Romero, que muitas vezes denunciou a repressão e a pobreza em suas homilias, foi morto a tiros em 24 de março de 1980, em uma capela de hospital em San Salvador, capital do empobrecido país centro-americano de El Salvador.
O assassinato de Romero foi um dos mais chocantes no longo conflito entre uma série de governos apoiados pelos EUA e rebeldes esquerdistas nos quais milhares foram mortos por esquadrões da morte de direita e militares.
Acredita-se que tenha sido encomendado por Roberto D’Aubuisson, major do exército e fundador do partido de direita ARENA. Ele morreu de câncer em 1992.
Romero denunciou constantemente a violência dos militares e paramilitares salvadorenhos contra civis e instou a comunidade internacional a parar com a opressão.
Em sua homilia final, minutos antes de ser baleado no coração, Romero falou em espalhar “os benefícios da dignidade humana, fraternidade e liberdade através da terra …”
75.000 mortos
A guerra de 1980-1992 em El Salvador entre o exército apoiado pelos EUA e os guerrilheiros marxistas da Frente de Libertação Nacional Farabundo Marti (FMLN), que mais tarde se tornou o partido no poder, deixou 75.000 mortos e 8.000 desaparecidos.
Romero tornou-se um ícone para os pobres da América Latina, aparecendo em camisetas semelhantes às que carregam a imagem de Che Guevara, mas sua causa de santidade sofreu forte oposição no Vaticano e entre os poderosos conservadores da Igreja latino-americana.
Ambos temiam que Romero tivesse se tornado político demais na vida e ainda mais na morte.
O processo permaneceu por décadas.
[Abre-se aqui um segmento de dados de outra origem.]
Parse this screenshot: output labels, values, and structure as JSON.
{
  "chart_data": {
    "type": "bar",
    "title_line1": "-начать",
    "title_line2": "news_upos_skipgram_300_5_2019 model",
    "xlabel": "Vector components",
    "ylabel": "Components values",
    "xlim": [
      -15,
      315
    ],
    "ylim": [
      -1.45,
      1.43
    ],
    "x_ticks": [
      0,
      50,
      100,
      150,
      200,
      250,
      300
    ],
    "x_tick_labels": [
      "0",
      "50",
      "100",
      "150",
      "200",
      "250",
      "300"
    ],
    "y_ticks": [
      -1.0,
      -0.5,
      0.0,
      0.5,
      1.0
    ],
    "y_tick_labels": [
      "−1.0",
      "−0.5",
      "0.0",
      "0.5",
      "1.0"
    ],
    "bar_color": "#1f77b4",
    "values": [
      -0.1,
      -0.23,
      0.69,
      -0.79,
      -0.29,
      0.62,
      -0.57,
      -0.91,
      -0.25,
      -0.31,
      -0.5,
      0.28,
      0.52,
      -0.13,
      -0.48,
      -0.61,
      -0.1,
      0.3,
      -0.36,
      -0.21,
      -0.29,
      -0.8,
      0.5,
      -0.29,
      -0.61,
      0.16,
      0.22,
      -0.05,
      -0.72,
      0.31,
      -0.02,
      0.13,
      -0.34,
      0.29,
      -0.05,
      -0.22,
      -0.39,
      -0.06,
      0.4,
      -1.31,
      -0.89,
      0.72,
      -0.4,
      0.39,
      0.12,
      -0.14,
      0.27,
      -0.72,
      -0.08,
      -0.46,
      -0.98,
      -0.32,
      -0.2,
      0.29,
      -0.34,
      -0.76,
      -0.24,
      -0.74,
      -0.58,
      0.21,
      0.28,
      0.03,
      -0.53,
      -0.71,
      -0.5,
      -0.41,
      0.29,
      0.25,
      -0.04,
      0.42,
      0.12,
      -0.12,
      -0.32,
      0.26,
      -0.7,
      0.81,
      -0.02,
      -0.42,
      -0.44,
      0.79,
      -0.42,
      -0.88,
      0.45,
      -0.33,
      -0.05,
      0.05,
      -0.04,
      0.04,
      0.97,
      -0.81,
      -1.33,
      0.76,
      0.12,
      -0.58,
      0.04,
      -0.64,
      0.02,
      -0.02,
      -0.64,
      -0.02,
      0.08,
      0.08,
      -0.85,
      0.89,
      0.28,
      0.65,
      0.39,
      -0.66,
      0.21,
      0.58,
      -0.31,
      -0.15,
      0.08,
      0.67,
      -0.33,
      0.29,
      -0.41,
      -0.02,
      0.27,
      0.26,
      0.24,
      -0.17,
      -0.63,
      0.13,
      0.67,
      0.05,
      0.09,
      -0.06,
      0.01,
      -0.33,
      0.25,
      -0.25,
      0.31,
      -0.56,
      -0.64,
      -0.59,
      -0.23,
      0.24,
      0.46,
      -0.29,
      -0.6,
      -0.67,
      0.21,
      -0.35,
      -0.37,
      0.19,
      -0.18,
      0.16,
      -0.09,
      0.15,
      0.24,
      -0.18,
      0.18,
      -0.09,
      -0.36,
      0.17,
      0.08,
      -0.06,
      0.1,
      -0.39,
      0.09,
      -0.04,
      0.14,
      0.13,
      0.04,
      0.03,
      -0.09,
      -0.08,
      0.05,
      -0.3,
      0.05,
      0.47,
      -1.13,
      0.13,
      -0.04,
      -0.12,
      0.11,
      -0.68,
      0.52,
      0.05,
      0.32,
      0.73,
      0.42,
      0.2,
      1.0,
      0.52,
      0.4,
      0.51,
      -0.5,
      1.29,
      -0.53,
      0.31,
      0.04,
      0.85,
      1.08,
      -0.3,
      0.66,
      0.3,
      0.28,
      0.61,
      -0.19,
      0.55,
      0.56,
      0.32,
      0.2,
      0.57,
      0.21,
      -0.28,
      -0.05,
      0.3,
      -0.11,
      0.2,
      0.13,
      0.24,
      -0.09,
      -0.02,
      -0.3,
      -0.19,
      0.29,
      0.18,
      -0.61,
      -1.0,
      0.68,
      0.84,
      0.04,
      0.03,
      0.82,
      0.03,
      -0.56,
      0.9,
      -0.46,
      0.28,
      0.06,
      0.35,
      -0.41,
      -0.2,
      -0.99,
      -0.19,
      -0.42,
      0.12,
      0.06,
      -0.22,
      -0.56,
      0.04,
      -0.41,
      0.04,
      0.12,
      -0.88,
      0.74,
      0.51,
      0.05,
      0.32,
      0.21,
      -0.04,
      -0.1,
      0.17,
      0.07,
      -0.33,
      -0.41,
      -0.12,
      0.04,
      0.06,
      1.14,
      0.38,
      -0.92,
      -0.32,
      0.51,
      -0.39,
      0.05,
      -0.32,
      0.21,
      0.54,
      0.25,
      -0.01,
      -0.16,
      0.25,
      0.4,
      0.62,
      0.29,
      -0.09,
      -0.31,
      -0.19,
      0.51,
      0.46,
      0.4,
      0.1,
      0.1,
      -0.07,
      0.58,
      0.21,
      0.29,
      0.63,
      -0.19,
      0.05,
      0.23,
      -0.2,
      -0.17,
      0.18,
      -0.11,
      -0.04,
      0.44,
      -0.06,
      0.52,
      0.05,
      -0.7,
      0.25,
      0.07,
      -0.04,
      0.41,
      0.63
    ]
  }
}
Francisco acelerou sua eleição em 2013 e em 2015 o Vaticano declarou que Romero havia morrido como mártir, morto por ódio pela fé.
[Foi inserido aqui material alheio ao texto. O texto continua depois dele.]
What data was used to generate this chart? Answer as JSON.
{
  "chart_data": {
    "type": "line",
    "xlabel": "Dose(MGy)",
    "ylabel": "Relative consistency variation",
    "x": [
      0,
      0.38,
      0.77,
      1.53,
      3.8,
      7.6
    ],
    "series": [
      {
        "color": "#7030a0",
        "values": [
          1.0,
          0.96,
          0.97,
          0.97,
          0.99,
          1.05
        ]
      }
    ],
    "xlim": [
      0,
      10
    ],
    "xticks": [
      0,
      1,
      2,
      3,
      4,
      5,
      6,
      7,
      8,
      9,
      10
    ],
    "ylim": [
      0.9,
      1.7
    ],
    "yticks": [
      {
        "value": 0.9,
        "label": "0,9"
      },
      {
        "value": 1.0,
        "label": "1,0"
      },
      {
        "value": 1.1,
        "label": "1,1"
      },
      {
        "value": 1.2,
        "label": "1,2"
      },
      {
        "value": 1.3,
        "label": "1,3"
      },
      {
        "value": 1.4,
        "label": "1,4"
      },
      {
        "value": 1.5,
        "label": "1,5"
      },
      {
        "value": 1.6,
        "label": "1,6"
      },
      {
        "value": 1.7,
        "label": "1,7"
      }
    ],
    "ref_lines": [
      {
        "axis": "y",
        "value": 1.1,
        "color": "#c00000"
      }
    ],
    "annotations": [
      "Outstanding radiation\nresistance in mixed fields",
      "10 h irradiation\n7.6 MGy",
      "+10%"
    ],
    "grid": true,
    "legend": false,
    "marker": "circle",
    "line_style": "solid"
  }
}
“Seu martírio continuou (mesmo depois de sua morte). Ele foi difamado, difamado … até mesmo por seus próprios irmãos no sacerdócio e no episcopado, Francis disse em 2015. “(Ele foi atingido por)” a pedra mais dura que existe no mundo: a língua.
“Papa HAMLET”
Paulo VI, um homem tímido descrito por biógrafos como uma figura do tipo Hamlet às vezes indecisa e atormentada, guiou a Igreja até a conclusão do Segundo Concílio do Vaticano, que havia começado sob seu antecessor, e a implementação de suas reformas. Ele foi eleito em 1963 e morreu em 1978.
Francis freqüentemente cita Paulo, mostrando que ele está comprometido com as reformas do Concílio, o que permitiu que a Missa fosse dita nas línguas locais em vez do latim, declarou respeito pelas outras religiões e lançou uma reconciliação marcante com os judeus.
Ainda hoje, os ultra-conservadores da Igreja não reconhecem os ensinamentos do Concílio e culpam Paulo por começar o que eles vêem como um declínio na tradição.
Paulo reinou nos anos 1960, quando muitos homens deixaram o sacerdócio e as vocações caíram acentuadamente em uma era turbulenta de mudança social que coincidiu com a revolução sexual e a ampla disponibilidade da pílula anticoncepcional.
Apesar de suas muitas reformas, Paul é talvez mais conhecido por sua encíclica de 1968 Humanae Vitae (Sobre a Vida Humana), que consagrou a proibição da Igreja ao controle de natalidade artificial, dizendo que nada deveria bloquear a possível transmissão da vida humana.
A proibição, que Paulo emitiu contra o conselho de uma comissão papal, tornou-se a decisão da Igreja mais contestada do século 20 e ainda é amplamente desconsiderada pelos católicos.
Paulo também se tornou o primeiro papa nos tempos modernos a viajar para fora da Itália para ver os fiéis, introduzindo uma prática que se tornou sinônimo do papado.
Paulo é o terceiro papa que Francisco fez um santo desde sua eleição em 2013. Os outros são João XXIII, que morreu em 1963, e João Paulo, que morreu em 2005.